Título: Educação ganha eleição
Autor: Barenboim, Igor; Bursztyn, Leonardo
Fonte: O Globo, 28/08/2008, Opinião, p. 7

No dia cinco de outubro de 2008, o Brasil comemora vinte anos da Constituição Cidadã. Há muito para celebrar: pela primeira vez uma constituição democrática faz o seu vigésimo aniversário no país. Além disso, devemos comemorar conquistas como o fim da tortura e a liberdade de expressão. Outra característica marcante da Constituição de 1988 são os direitos sociais nela enunciados, entre eles a educação e a redução das desigualdades sociais, tidos como direitos de todos e deveres do Estado.

Nos dois frontes, há o que comemorar. Conseguimos colocar quase todas as nossas crianças na escola nos últimos 20 anos e assistimos a uma taxa de redução da desigualdade de renda de 1% ao ano nos últimos 6 anos (medida pelo índice de Gini). No entanto a qualidade do ensino público e a diminuição da desigualdade de renda continuam muito aquém do imaginado pelos participantes das Diretas Já. O Brasil e outros países que viveram experiências similares aprenderam que democracia não é um simples botão capaz de resolver todos os problemas.
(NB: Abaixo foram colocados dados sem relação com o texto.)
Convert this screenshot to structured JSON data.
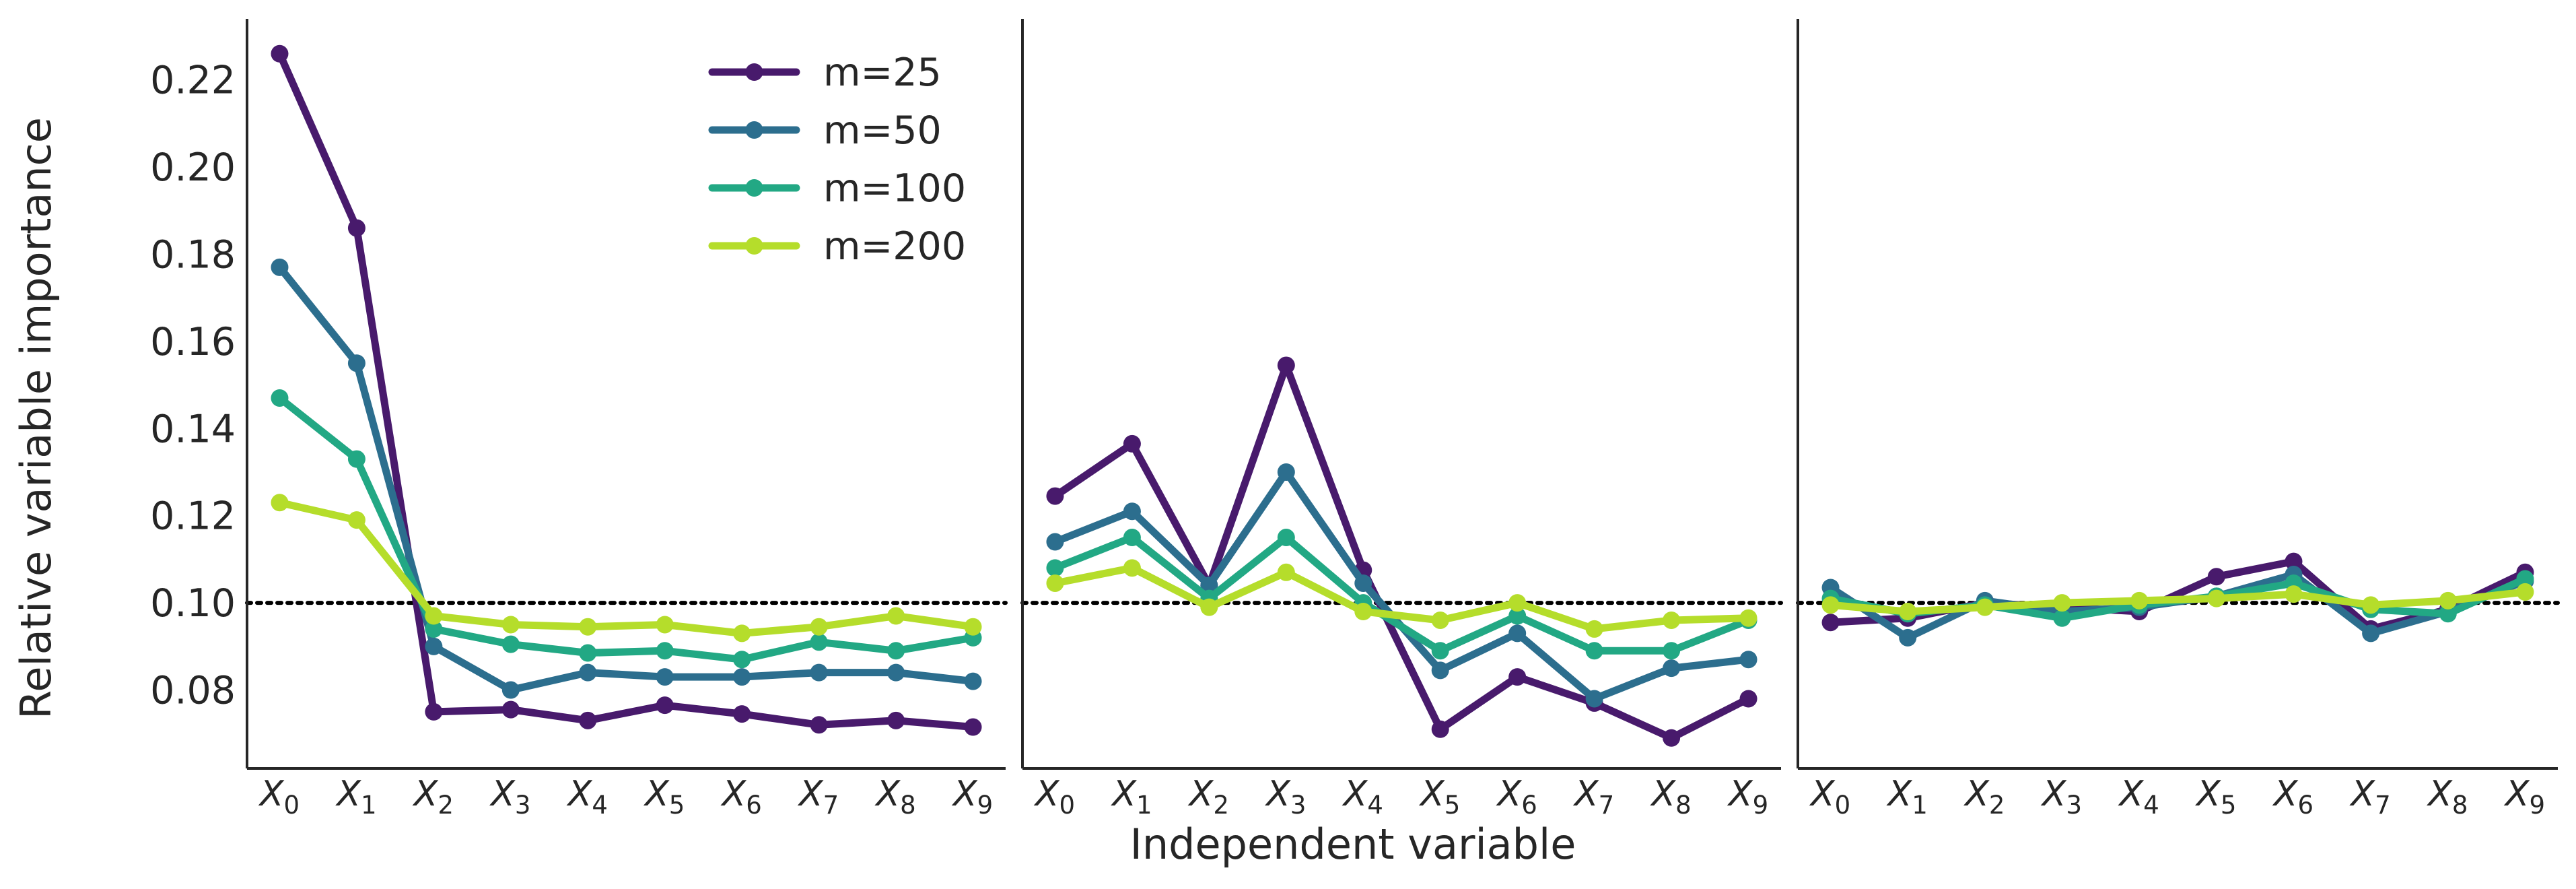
{
  "chart_data": {
    "type": "line",
    "ylabel": "Relative variable importance",
    "xlabel": "Independent variable",
    "ylim": [
      0.062,
      0.234
    ],
    "yticks": [
      0.08,
      0.1,
      0.12,
      0.14,
      0.16,
      0.18,
      0.2,
      0.22
    ],
    "reference_line": 0.1,
    "grid": false,
    "legend_placement": "top-center of first panel",
    "colors": {
      "m=25": "#481a6c",
      "m=50": "#2c6e8e",
      "m=100": "#22a884",
      "m=200": "#b5dd2b",
      "axes": "#262626",
      "reference": "#000000"
    },
    "x_categories": [
      {
        "base": "X",
        "sub": "0"
      },
      {
        "base": "X",
        "sub": "1"
      },
      {
        "base": "X",
        "sub": "2"
      },
      {
        "base": "X",
        "sub": "3"
      },
      {
        "base": "X",
        "sub": "4"
      },
      {
        "base": "X",
        "sub": "5"
      },
      {
        "base": "X",
        "sub": "6"
      },
      {
        "base": "X",
        "sub": "7"
      },
      {
        "base": "X",
        "sub": "8"
      },
      {
        "base": "X",
        "sub": "9"
      }
    ],
    "legend": [
      "m=25",
      "m=50",
      "m=100",
      "m=200"
    ],
    "panels": [
      {
        "series": [
          {
            "name": "m=25",
            "values": [
              0.226,
              0.186,
              0.075,
              0.0755,
              0.073,
              0.0765,
              0.0745,
              0.072,
              0.073,
              0.0715
            ]
          },
          {
            "name": "m=50",
            "values": [
              0.177,
              0.155,
              0.09,
              0.08,
              0.084,
              0.083,
              0.083,
              0.084,
              0.084,
              0.082
            ]
          },
          {
            "name": "m=100",
            "values": [
              0.147,
              0.133,
              0.094,
              0.0905,
              0.0885,
              0.089,
              0.087,
              0.091,
              0.089,
              0.092
            ]
          },
          {
            "name": "m=200",
            "values": [
              0.123,
              0.119,
              0.097,
              0.095,
              0.0945,
              0.095,
              0.093,
              0.0945,
              0.097,
              0.0945
            ]
          }
        ]
      },
      {
        "series": [
          {
            "name": "m=25",
            "values": [
              0.1245,
              0.1365,
              0.104,
              0.1545,
              0.1075,
              0.071,
              0.083,
              0.077,
              0.069,
              0.078
            ]
          },
          {
            "name": "m=50",
            "values": [
              0.114,
              0.121,
              0.104,
              0.13,
              0.1045,
              0.0845,
              0.093,
              0.078,
              0.085,
              0.087
            ]
          },
          {
            "name": "m=100",
            "values": [
              0.108,
              0.115,
              0.101,
              0.115,
              0.1,
              0.089,
              0.097,
              0.089,
              0.089,
              0.096
            ]
          },
          {
            "name": "m=200",
            "values": [
              0.1045,
              0.108,
              0.099,
              0.107,
              0.098,
              0.096,
              0.1,
              0.094,
              0.096,
              0.0965
            ]
          }
        ]
      },
      {
        "series": [
          {
            "name": "m=25",
            "values": [
              0.0955,
              0.0965,
              0.1,
              0.099,
              0.098,
              0.106,
              0.1095,
              0.094,
              0.0985,
              0.107
            ]
          },
          {
            "name": "m=50",
            "values": [
              0.1035,
              0.092,
              0.1005,
              0.098,
              0.099,
              0.1015,
              0.1065,
              0.093,
              0.098,
              0.105
            ]
          },
          {
            "name": "m=100",
            "values": [
              0.101,
              0.0975,
              0.0995,
              0.0965,
              0.0995,
              0.1015,
              0.1045,
              0.0985,
              0.0975,
              0.1055
            ]
          },
          {
            "name": "m=200",
            "values": [
              0.0995,
              0.098,
              0.099,
              0.1,
              0.1005,
              0.101,
              0.102,
              0.0995,
              0.1005,
              0.1025
            ]
          }
        ]
      }
    ]
  }
}
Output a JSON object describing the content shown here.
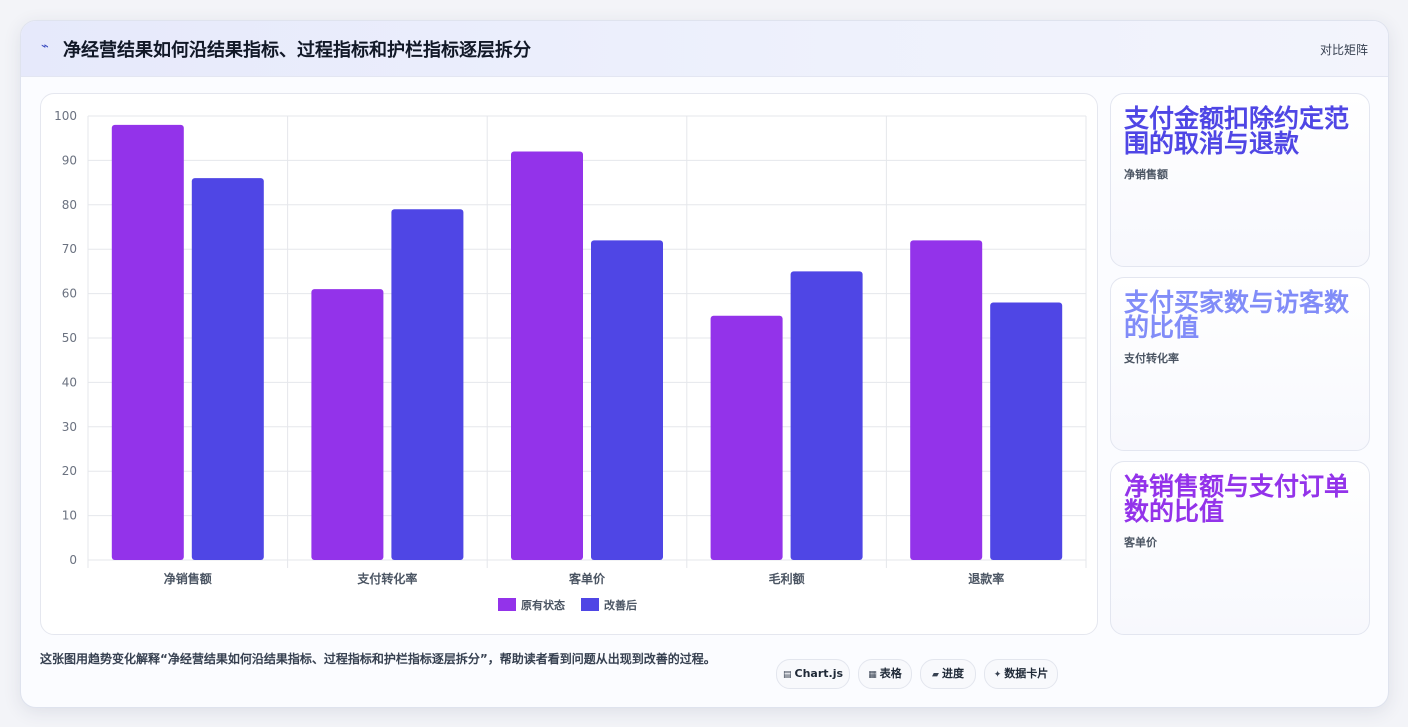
{
  "header": {
    "title": "净经营结果如何沿结果指标、过程指标和护栏指标逐层拆分",
    "right_link": "对比矩阵"
  },
  "chart_data": {
    "type": "bar",
    "categories": [
      "净销售额",
      "支付转化率",
      "客单价",
      "毛利额",
      "退款率"
    ],
    "series": [
      {
        "name": "原有状态",
        "values": [
          98,
          61,
          92,
          55,
          72
        ],
        "color": "#9333ea"
      },
      {
        "name": "改善后",
        "values": [
          86,
          79,
          72,
          65,
          58
        ],
        "color": "#4f46e5"
      }
    ],
    "ylim": [
      0,
      100
    ],
    "yticks": [
      0,
      10,
      20,
      30,
      40,
      50,
      60,
      70,
      80,
      90,
      100
    ],
    "grid": true,
    "legend": "bottom"
  },
  "side_cards": [
    {
      "title": "支付金额扣除约定范围的取消与退款",
      "subtitle": "净销售额",
      "color": "#4f46e5"
    },
    {
      "title": "支付买家数与访客数的比值",
      "subtitle": "支付转化率",
      "color": "#818cf8"
    },
    {
      "title": "净销售额与支付订单数的比值",
      "subtitle": "客单价",
      "color": "#9333ea"
    }
  ],
  "footer": {
    "description": "这张图用趋势变化解释“净经营结果如何沿结果指标、过程指标和护栏指标逐层拆分”，帮助读者看到问题从出现到改善的过程。",
    "tags": [
      {
        "icon": "▤",
        "label": "Chart.js"
      },
      {
        "icon": "▦",
        "label": "表格"
      },
      {
        "icon": "▰",
        "label": "进度"
      },
      {
        "icon": "✦",
        "label": "数据卡片"
      }
    ]
  }
}
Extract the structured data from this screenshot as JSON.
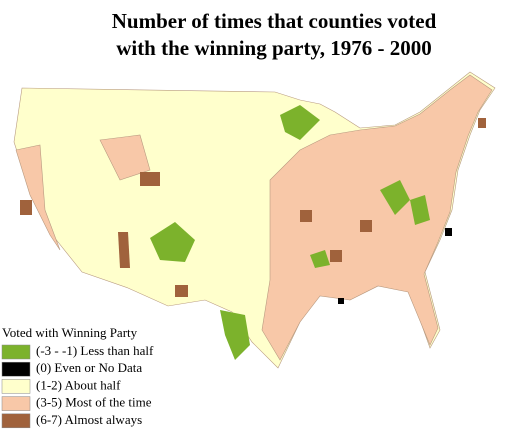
{
  "title": {
    "lines": [
      "Number of times that counties voted",
      "with the winning party, 1976 - 2000"
    ]
  },
  "legend": {
    "title": "Voted with Winning Party",
    "items": [
      {
        "label": "(-3 - -1) Less than half",
        "color": "#7cb22c"
      },
      {
        "label": "(0) Even or No Data",
        "color": "#000000"
      },
      {
        "label": "(1-2) About half",
        "color": "#ffffcc"
      },
      {
        "label": "(3-5) Most of the time",
        "color": "#f8c8a8"
      },
      {
        "label": "(6-7) Almost always",
        "color": "#a0623c"
      }
    ]
  }
}
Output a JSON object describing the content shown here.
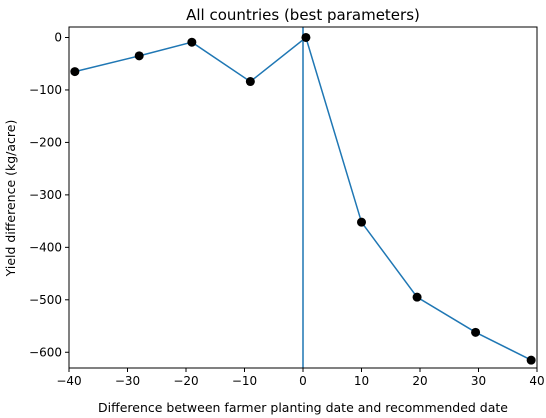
{
  "chart_data": {
    "type": "line",
    "title": "All countries (best parameters)",
    "xlabel": "Difference between farmer planting date and recommended date",
    "ylabel": "Yield difference (kg/acre)",
    "xlim": [
      -40,
      40
    ],
    "ylim": [
      -630,
      20
    ],
    "xticks": [
      -40,
      -30,
      -20,
      -10,
      0,
      10,
      20,
      30,
      40
    ],
    "yticks": [
      0,
      -100,
      -200,
      -300,
      -400,
      -500,
      -600
    ],
    "xtick_labels": [
      "−40",
      "−30",
      "−20",
      "−10",
      "0",
      "10",
      "20",
      "30",
      "40"
    ],
    "ytick_labels": [
      "0",
      "−100",
      "−200",
      "−300",
      "−400",
      "−500",
      "−600"
    ],
    "vertical_line_x": 0,
    "grid": false,
    "line_color": "#1f77b4",
    "marker_color": "#000000",
    "series": [
      {
        "x": [
          -39,
          -28,
          -19,
          -9,
          0.5,
          10,
          19.5,
          29.5,
          39
        ],
        "y": [
          -65,
          -35,
          -9,
          -84,
          0,
          -352,
          -495,
          -562,
          -615
        ]
      }
    ]
  }
}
Para corroborar a experiência brasileira, um estudo feito por influentes professores de economia das universidades de Chicago e Columbia mostrou que na verdade não há nenhum padrão que relacione maior força da democracia com maior redistribuição de renda, ou mais democracia com mais gastos com educação, quando se analisa amostras de países.

Inspirados pela história brasileira e pelos resultados recentes da literatura econômica, nós nos perguntamos: Será que investir em educação contribui para ganhar eleição? Para responder a essa pergunta nós estudamos gastos com educação no mundo, gastos com educação nos mais de cinco mil municípios brasileiros, além de analisar pesquisas de opinião com a população brasileira conduzidas pela FGV e pelo DataFolha.

Nossa primeira observação foi entender que indivíduos menos abastados e com menor escolaridade tendem a apontar educação como política prioritária para o governo com muito menos freqüência do que indivíduos mais ricos. Por outro lado os mais pobres apontam com mais freqüência gastos com assistencialismo como prioridade. De acordo com a teoria econômica isso se dá devido a restrição de liquidez, ou a falta de recursos dos menos abastados para atender às necessidades básicas. Outra interpretação em linha com a literatura de psicologia é que as pessoas tendem a acreditar que o correto a se fazer é precisamente o que elas fizeram. Essa dissonância cognitiva implica que os menos educados também acreditam que seus filhos não necessitam se educar.

Prosseguimos o nosso estudo analisando os resultados das eleições municipais brasileiras de 2000 e 2004. Descobrimos que em municípios pobres, o prefeito que aumenta gastos com assistencialismo às expensas de gastos com educação tem maiores chances de se reeleger e de eleger o seu sucessor. Já em municípios ricos, investimento em educação traz sucesso nas urnas. Por fim verificamos que em países pobres, mais democracia implica menos investimento em educação. Em países ricos o contrário é verdadeiro.

A análise destes dados nos mostrou que a crença defendida por autores clássicos e recentes da literatura econômica de que as elites seqüestram o poder e previnem que os menos abastados se eduquem e adquiram poder aquisitivo não se adequa à realidade atual. Na verdade, vemos que apesar da educação ser dever do Estado e direito de todos, são os menos abastados que a preterem ao votar.

Esse mecanismo faz com que municípios, jurisdições ou países mais pobres continuem pobres, criando um obstáculo, portanto, à redução da desigualdade. Esta evidência, não implica, no entanto, que democracia é ruim para o desenvolvimento econômico de países pobres. Programas como o Bolsa Escola são exemplo de uma solução. Os mais pobres se interessam pelo programa porque recebem a assistência desejada e os mais ricos e donos de máquinas e equipamentos, porque desejam que os pobres se eduquem para que haja uma massa de trabalhadores especializados e qualificados para que eles não tenham que pagar salários tão elevados a essa mão-de-obra. A conclusão é que democracia não é um botão, mas programas como o Bolsa Escola podem ser a solução.

IGOR BARENBOIM e LEONARDO BURSZTYN são doutorandos em Economia na Universidade de Harvard (EUA).